Activist investor Mr. Bramson said in a letter seen by Reuters that Mr. Higgins had told him that he had never asked Mr. Staley why he did not close Mr. Epstein’s bank accounts at JP Morgan when the late financier was a client of his at the U.S. bank.
Barclays declined to comment on its own behalf and for Mr. Higgins, who could not immediately be reached for comment on Mr. Bramson’s letter, which was first reported by Bloomberg News.
Mr. Staley has acknowledged having been friendly with Mr. Epstein, expressed regret for their relationship and denied knowing about his crimes. A lawyer who represents him declined to comment.

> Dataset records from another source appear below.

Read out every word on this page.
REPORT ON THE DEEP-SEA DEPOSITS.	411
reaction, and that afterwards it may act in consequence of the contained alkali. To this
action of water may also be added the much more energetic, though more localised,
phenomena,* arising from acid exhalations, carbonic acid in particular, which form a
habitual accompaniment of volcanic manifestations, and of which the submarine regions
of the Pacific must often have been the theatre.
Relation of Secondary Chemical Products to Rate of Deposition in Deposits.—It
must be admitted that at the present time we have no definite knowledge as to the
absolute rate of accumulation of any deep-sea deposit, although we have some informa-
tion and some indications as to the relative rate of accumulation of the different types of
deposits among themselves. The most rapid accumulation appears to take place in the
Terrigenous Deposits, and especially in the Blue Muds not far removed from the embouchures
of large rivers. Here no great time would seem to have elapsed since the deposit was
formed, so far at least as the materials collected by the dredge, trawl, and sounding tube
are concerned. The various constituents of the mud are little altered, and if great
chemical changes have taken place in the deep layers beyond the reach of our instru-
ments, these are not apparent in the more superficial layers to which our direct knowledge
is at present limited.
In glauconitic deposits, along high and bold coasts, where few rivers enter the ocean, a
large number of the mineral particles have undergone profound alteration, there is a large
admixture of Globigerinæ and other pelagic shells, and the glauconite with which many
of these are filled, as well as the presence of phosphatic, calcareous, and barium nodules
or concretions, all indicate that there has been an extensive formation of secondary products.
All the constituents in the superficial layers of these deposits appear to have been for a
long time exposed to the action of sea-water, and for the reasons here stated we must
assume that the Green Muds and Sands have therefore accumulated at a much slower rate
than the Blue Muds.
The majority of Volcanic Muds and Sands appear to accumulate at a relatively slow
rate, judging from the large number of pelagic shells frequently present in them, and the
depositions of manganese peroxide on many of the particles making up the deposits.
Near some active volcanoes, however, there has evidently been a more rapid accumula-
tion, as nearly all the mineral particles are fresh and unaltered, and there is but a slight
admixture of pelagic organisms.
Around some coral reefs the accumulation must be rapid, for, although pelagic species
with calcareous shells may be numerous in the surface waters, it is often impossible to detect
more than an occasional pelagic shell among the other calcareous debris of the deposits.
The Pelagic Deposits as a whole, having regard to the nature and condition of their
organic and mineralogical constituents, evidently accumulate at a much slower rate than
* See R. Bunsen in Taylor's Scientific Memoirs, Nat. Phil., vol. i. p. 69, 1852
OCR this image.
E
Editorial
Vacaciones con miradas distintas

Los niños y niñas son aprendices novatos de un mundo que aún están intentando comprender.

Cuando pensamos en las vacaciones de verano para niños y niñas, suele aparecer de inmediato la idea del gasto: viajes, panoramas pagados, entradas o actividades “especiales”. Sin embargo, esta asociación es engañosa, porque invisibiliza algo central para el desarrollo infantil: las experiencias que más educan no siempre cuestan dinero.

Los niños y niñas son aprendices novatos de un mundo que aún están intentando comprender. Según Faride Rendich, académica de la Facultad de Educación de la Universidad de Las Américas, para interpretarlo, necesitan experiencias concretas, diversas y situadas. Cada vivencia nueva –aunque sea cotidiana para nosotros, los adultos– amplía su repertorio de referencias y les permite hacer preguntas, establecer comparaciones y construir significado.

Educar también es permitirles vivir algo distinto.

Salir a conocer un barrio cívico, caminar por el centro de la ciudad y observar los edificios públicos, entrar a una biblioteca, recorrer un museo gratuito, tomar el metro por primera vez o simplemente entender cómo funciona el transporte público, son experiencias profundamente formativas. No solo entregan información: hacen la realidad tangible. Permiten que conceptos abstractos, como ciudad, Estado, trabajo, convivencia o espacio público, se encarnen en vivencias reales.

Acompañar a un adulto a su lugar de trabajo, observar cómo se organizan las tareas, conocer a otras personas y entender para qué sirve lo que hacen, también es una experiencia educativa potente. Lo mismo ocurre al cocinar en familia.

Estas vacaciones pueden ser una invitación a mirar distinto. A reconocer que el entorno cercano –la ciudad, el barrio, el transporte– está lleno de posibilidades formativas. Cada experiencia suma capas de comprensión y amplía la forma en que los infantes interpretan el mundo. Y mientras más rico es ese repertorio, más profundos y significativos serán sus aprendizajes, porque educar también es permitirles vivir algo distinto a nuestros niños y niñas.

Mr. Staley, who joined Barclays in 2015 and left in November 2021, is contesting the findings of an investigation by U.K. regulators into how he characterized his relationship with Mr. Epstein.
The disgraced U.S. financier, who killed himself in a Manhattan jail cell in August 2019 while awaiting trial on sex trafficking charges, was a JP Morgan client from 2000 to 2013.
Mr. Bramson, who could not immediately be reached for comment, did not specify the date of the conversation he described having with Mr. Higgins in the letter he sent to his investors.
Mr. Bramson, who sold his stake in Barclays at a loss two years ago after failing to convince the bank to enact reforms, also said in his letter that Barclays should assess each of its directors’ actions with regard to the risks posed by retaining Mr. Staley and communicate the findings to the market.
Mr. Bramson and his Sherborne investment vehicle do not appear among Barclays investors according to Refinitiv data, while a spokesperson for the bank said he is no longer a shareholder.
Mr. Staley, who joined Barclays after more than 30 years at JP Morgan, has been named in two civil lawsuits against the U.S. bank for enabling and concealing Mr. Epstein’s network.
JP Morgan, in turn, has sued Mr. Staley over “outrageous” alleged conduct and breaching his duty of loyalty to the bank.
Mr. Staley’s lawyers have dismissed allegations that he hid what he knew about Mr. Epstein as “slanderous” and “false.”